The Charles E. Smith Center is a 5,000-seat multipurpose arena in Washington, D.C. Opened on November 17, 1975, it is home to the George Washington Revolutionaries men's and women's basketball teams, as well as the university's swimming, water polo, gymnastics, and volleyball teams. From 2014 to 2018, it was the home of the Washington Kastles of World TeamTennis. Smith Center also became the temporary home of the Washington Mystics as they made a run at a WNBA Championship in 2018. Smith Center is located on the main George Washington campus in Foggy Bottom, on the block bounded by 22nd and 23rd and F and G Streets NW. The arena also has hosted concerts and includes practice courts, a swimming pool, a weight room, and athletic department offices.

The building was named for Charles E. Smith, who was a university trustee and chairman of the Committee on University Development.

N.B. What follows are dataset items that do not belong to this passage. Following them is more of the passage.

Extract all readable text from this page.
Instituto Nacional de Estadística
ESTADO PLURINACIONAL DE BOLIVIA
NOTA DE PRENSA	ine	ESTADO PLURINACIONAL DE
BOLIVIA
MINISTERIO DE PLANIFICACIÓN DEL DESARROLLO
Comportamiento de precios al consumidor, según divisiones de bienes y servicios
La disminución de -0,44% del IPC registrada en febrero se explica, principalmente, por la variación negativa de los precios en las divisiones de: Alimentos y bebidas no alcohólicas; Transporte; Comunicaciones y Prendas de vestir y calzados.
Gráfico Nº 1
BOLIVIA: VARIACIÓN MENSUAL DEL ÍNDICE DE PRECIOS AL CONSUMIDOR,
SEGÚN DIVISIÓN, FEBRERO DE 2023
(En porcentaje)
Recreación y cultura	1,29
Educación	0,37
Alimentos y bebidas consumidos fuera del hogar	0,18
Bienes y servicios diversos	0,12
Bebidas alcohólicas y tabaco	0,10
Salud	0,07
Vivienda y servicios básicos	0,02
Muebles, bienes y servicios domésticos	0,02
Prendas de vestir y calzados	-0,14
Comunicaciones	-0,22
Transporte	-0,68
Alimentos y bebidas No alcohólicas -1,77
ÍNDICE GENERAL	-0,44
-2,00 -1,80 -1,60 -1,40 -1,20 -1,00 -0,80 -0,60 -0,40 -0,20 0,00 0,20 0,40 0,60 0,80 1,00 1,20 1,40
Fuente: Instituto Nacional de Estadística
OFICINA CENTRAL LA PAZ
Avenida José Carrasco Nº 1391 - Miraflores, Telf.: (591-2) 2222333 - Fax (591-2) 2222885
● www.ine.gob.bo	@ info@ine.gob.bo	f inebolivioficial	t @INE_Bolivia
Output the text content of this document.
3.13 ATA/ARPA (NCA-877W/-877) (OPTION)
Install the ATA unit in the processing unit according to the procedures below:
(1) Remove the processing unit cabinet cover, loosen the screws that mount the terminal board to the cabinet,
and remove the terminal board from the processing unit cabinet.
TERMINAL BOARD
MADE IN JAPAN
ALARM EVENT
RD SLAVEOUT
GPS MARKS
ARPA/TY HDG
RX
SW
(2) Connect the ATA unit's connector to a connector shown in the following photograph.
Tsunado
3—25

A $43 million update and expansion of the Smith Center began in February 2008, due in part to a $10 million gift from the family of Charles E. Smith. Renovations were finished before the start of the 2010-2011 Basketball season.

On September 11, 2018, the Smith Center's Jumbotron collapsed onto the court below while undergoing maintenance. No one was injured in the incident, possibly due to the Jumbotron's already-lowered position before the fall.

==Events==
- PFL 3, a mixed martial arts event was held at the arena on July 5, 2018.